Damilano in apertura del suo intervento ha ricordato la tessera NIP, “Not important person”. “La porto sempre con me – ha affermato, mostrandola -. Ho partecipato per la prima volta all’edizione 1996 di Redattore sociale. Non mi sarei mai aspettato di tornare qui da direttore della testata per cui ho lavorato da anni. Ma mi sono formato qui e porto nel mio nuovo ruolo questo bagaglio”
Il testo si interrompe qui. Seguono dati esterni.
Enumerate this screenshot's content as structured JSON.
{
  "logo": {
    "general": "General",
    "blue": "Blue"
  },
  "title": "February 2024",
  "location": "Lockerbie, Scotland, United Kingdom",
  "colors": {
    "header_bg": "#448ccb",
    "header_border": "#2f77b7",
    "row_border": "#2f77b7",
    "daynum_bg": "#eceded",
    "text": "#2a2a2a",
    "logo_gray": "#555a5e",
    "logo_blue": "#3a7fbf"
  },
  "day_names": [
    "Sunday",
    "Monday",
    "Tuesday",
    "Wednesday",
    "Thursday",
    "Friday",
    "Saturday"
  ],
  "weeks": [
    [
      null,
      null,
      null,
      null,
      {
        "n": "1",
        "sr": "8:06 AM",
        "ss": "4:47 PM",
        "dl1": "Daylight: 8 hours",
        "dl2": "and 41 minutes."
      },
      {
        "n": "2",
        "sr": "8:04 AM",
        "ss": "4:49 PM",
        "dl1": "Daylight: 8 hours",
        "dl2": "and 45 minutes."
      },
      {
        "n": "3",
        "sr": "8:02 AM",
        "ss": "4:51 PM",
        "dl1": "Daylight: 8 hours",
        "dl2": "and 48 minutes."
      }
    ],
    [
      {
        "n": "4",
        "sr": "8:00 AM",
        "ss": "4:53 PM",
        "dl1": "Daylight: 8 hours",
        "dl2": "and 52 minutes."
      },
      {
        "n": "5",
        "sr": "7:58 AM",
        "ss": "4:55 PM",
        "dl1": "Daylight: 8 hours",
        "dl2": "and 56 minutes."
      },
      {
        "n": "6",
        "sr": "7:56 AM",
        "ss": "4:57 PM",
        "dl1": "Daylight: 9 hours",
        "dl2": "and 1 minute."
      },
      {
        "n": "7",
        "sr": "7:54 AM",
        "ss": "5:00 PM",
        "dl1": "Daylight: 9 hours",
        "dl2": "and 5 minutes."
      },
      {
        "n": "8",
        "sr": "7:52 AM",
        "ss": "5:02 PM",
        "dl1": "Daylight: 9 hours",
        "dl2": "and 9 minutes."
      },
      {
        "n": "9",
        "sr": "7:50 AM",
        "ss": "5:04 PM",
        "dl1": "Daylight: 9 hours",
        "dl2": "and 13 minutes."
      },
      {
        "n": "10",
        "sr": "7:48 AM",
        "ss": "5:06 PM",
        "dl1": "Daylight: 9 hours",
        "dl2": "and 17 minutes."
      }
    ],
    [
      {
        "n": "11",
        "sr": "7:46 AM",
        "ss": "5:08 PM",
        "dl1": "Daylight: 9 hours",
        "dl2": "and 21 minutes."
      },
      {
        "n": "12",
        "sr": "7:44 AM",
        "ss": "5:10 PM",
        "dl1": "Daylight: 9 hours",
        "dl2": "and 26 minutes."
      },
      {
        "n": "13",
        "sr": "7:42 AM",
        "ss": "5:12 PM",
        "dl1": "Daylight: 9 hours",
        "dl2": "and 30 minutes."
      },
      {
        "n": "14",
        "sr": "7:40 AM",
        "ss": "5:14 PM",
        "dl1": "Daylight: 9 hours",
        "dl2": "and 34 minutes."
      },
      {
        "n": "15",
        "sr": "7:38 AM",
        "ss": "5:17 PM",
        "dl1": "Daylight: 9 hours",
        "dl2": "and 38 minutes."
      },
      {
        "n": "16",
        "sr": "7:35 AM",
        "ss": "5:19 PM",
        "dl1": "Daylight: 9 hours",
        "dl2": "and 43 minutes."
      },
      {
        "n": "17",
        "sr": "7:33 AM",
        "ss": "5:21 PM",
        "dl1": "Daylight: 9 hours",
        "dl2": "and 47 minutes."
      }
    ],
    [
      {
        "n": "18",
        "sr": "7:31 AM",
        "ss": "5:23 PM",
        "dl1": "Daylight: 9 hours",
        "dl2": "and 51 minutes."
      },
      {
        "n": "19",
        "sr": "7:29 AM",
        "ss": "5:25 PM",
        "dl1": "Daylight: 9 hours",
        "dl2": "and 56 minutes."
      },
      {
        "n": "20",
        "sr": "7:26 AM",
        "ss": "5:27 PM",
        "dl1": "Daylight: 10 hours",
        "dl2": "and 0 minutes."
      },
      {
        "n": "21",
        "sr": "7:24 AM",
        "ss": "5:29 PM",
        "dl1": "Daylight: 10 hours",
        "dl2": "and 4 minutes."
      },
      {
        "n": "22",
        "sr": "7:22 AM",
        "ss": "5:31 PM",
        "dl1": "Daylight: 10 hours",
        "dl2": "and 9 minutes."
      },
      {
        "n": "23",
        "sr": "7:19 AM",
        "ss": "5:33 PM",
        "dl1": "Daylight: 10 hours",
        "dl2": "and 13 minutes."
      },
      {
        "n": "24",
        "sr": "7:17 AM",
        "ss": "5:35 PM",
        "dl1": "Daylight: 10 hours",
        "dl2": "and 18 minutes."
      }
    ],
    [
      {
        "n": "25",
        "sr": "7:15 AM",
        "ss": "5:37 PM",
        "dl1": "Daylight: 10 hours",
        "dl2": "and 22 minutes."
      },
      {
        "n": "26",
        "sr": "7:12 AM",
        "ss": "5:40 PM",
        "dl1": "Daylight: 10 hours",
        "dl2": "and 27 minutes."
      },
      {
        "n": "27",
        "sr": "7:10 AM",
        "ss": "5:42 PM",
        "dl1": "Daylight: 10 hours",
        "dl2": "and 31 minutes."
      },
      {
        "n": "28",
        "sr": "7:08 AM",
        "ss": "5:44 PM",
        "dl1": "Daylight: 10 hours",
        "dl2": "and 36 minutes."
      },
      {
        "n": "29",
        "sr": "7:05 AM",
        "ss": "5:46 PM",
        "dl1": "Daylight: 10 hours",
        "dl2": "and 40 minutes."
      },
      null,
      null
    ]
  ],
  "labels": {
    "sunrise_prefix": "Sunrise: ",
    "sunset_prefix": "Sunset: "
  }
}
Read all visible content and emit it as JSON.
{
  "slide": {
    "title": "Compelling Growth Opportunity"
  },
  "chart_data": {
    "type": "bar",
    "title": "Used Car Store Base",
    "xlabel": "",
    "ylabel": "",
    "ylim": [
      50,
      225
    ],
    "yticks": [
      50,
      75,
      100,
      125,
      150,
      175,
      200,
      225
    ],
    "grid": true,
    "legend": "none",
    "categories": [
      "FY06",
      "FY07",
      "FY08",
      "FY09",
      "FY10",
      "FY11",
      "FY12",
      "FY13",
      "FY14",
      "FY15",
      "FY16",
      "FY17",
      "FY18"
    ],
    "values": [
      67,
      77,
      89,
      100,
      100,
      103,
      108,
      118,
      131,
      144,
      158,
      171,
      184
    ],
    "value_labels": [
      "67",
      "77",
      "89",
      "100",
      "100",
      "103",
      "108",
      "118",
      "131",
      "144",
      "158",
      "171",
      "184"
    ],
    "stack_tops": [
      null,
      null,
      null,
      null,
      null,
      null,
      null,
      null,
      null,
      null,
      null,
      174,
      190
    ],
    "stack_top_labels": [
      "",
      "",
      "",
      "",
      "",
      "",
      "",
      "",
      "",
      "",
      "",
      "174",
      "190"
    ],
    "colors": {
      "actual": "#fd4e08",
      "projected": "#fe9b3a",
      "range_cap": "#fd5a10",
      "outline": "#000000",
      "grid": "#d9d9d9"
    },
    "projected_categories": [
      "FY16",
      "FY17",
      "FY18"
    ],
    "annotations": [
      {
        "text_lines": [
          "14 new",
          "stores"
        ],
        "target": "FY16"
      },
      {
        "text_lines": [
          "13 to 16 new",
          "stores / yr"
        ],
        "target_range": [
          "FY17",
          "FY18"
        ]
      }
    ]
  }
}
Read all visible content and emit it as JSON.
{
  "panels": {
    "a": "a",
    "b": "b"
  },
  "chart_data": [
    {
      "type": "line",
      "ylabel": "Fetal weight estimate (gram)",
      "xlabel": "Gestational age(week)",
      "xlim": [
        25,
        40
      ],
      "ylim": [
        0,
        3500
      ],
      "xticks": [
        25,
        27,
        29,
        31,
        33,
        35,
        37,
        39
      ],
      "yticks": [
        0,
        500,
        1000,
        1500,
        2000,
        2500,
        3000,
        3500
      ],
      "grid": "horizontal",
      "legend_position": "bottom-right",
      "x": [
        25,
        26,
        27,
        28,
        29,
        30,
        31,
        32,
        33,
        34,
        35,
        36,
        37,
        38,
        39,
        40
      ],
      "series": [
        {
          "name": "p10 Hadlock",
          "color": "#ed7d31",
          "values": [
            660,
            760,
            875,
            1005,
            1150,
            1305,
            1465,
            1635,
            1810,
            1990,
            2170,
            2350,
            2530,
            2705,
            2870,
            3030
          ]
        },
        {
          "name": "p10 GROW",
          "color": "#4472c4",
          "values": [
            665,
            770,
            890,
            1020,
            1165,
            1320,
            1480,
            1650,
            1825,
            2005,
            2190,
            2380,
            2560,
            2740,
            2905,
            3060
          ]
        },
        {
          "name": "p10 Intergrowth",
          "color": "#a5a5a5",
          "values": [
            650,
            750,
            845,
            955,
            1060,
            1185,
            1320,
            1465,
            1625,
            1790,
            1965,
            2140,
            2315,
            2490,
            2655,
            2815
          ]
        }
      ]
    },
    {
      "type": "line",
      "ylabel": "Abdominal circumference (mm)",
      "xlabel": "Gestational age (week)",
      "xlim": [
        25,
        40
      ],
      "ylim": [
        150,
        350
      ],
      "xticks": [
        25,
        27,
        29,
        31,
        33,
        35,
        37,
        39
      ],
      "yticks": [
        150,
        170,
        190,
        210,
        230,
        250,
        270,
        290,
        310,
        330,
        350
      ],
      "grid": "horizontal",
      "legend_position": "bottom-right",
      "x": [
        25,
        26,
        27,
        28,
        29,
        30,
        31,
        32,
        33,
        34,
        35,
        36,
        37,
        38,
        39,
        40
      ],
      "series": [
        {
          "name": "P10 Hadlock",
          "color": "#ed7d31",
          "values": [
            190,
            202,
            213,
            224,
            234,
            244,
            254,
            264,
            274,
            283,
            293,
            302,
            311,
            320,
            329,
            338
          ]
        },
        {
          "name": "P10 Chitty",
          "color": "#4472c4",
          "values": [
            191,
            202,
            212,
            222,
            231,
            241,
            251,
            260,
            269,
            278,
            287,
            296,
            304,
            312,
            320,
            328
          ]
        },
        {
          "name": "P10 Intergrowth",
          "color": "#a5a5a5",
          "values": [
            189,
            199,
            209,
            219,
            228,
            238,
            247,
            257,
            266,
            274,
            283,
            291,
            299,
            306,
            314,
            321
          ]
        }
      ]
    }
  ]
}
Molti i momenti significativi della tre giorni. Dall’apertura affidata al presidente dell’Ordine nazionale dei giornalisti Carlo Verna sulla funzione sociale del giornalismo – che “è quella di portare avanti la cultura del dialogo, non dobbiamo erigere muri” – ai collegamenti. Emozionante quello con l’inviata di Rainews24 Angela Caponnetto a bordo della nave Aquarius della Ong SosMediterranee con Medici Senza Frontiere, diretta verso “quel muro liquido che è il Mediterraneo: che separa il tormentato giardino africano dall’altrettanto tormentato giardino che è l’Europa”. Poi quello con Andrea Segre, regista del film “L’ordine delle cose” presentato alla 74esima Mostra d’Arte Cinematografica di Venezia.
La sessione dedicata al post-sisma con il racconto di Federica, educatrice nella yurta, Matthias, fotografo che ha percorso a piedi i territori colpiti e Lucia, assistente sociale, che con i suoi colleghi ha lavorato nella zona rossa del cratere. Tre esempi di “umanità resiliente”.
Poi i workshop che hanno offerto chiavi di lettura nuovi e stimolanti su istruzione, accoglienza e povertà.
La “lectio” e l’analisi del professor Michele Corsi, direttore del Dipartimento di Scienze della formazione dell’Università di Macerata, sulla sfida educativa in una “società che fissa i confini e rifiuta i limiti”. Una riflessione, nella Giornata mondiale, anche sulla costruzione di un progetto di vita, sull’invecchiamento e l’autodeterminazione delle persone disabili.